Yet Dean is now just that – the duly crowned leader of the Democrat Party.
In an attempt to ease Demo fears about where he’ll take the party, Dean says he plans “religious outreach.” Indeed, said the passionately pro-abortion and ardently anti-parental-notification secularist, “Even in my campaign I was interested in reaching out to evangelicals.”
Just two weeks ago, Dean said of his opponents, some 93 percent of whom are Christians, “I hate the Republicans and everything they stand for.” This week, RNC head Ken Mehlman said of his counterpart, “Howard Dean’s energy and passion will add to the political discourse in this country….” (For a snapshot of Dean’s idea of “political discourse, link to https://patriotpost.us/reference/howard-dean/)

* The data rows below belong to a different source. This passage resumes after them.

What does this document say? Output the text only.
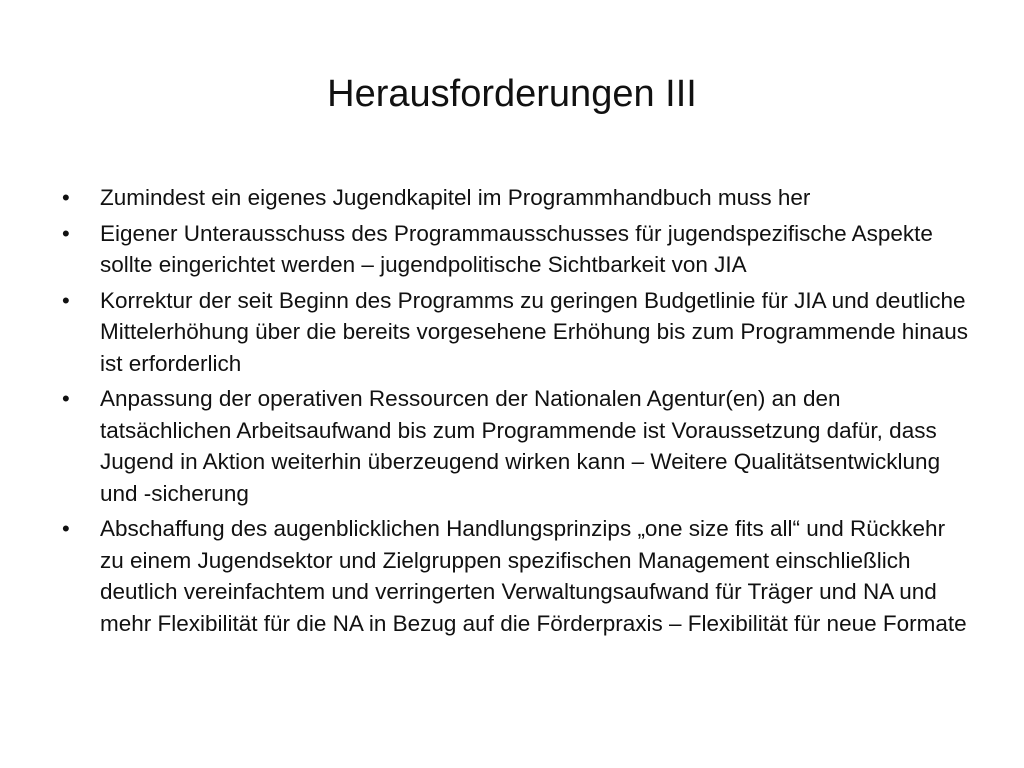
Herausforderungen III
•	Zumindest ein eigenes Jugendkapitel im Programmhandbuch muss her
•	Eigener Unterausschuss des Programmausschusses für jugendspezifische Aspekte sollte eingerichtet werden – jugendpolitische Sichtbarkeit von JIA
•	Korrektur der seit Beginn des Programms zu geringen Budgetlinie für JIA und deutliche Mittelerhöhung über die bereits vorgesehene Erhöhung bis zum Programmende hinaus ist erforderlich
•	Anpassung der operativen Ressourcen der Nationalen Agentur(en) an den tatsächlichen Arbeitsaufwand bis zum Programmende ist Voraussetzung dafür, dass Jugend in Aktion weiterhin überzeugend wirken kann – Weitere Qualitätsentwicklung und -sicherung
•	Abschaffung des augenblicklichen Handlungsprinzips „one size fits all“ und Rückkehr zu einem Jugendsektor und Zielgruppen spezifischen Management einschließlich deutlich vereinfachtem und verringerten Verwaltungsaufwand für Träger und NA und mehr Flexibilität für die NA in Bezug auf die Förderpraxis – Flexibilität für neue Formate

As head of the DNC, Howard Dean will be a tireless mouthpiece for the Left and a formidable master of deceit. He will attempt to build grassroots constituencies by appealing to the dark side of human nature. If conservatives stand their ground, Dean’s tenure will further define what is wrong with the Democrat Party and, in doing so, he will preside over its continued decline. Though Democrats (and Republicans) assert that Howard Dean is the best man to lead the DNC, Dean is bad for America.
Quote of the week…
"In the eyes of Middle America, the Democrat Party has become a value-neutral party. Everyone knows the key issues: capital punishment, late-term abortion, trying violent juveniles as adults, national defense, and the teaching of values in school…. As issues, these trump prescription-drug costs and health care. … Today our national Democrat leaders look south and say, 'I see one-third of a Nation and it can go to hell.’ Either the party is not a national party or the candidates were not national candidates. … There was a time when the leaders of the Democrat Party understood both the policy and political value of cutting taxes.” –Zell Miller, A National Party No More
Q: “Governor Rendell, your thoughts are rarely nuanced. Do you think Dean’s the guy? You didn’t like him during the race. You were hoping for somebody better?” –Chris Matthews
A: “Howard wasn’t my first choice because I think we need to talk to that big gap in the middle who really haven’t decided which way they want to go politically but are trending Republican – 47 out of the 50 largest counties in America are trending Republican. We’ve got to get those people back, so I would like someone to talk more to the middle.” –Pennsylvania Gov. Edward Rendell
The BIG lie…
“The Republicans…try to divide Democrats by ideology just as they divide all Americans by race or gender or faith. But there is no crisis of ideology in the Democratic [sic] Party, only a crisis of confidence. Bill Clinton once described the Democratic [sic] Party’s problems…saying that in uncertain times people would rather have a leader who is strong and wrong than weak and right. He’s exactly right. And we become both weak and wrong when we abandon our core values for short-term political gain. But when we Democrats talk straight and stand up for ourselves, we have a huge advantage: We are both strong and right.” –Howard Dean Memo to Howard: You know that dividing America by race, gender and faith is the oldest trick in the Demo-lition Party’s black bag. However, Clinton’s assertions are correct – which explains why he was elected – twice.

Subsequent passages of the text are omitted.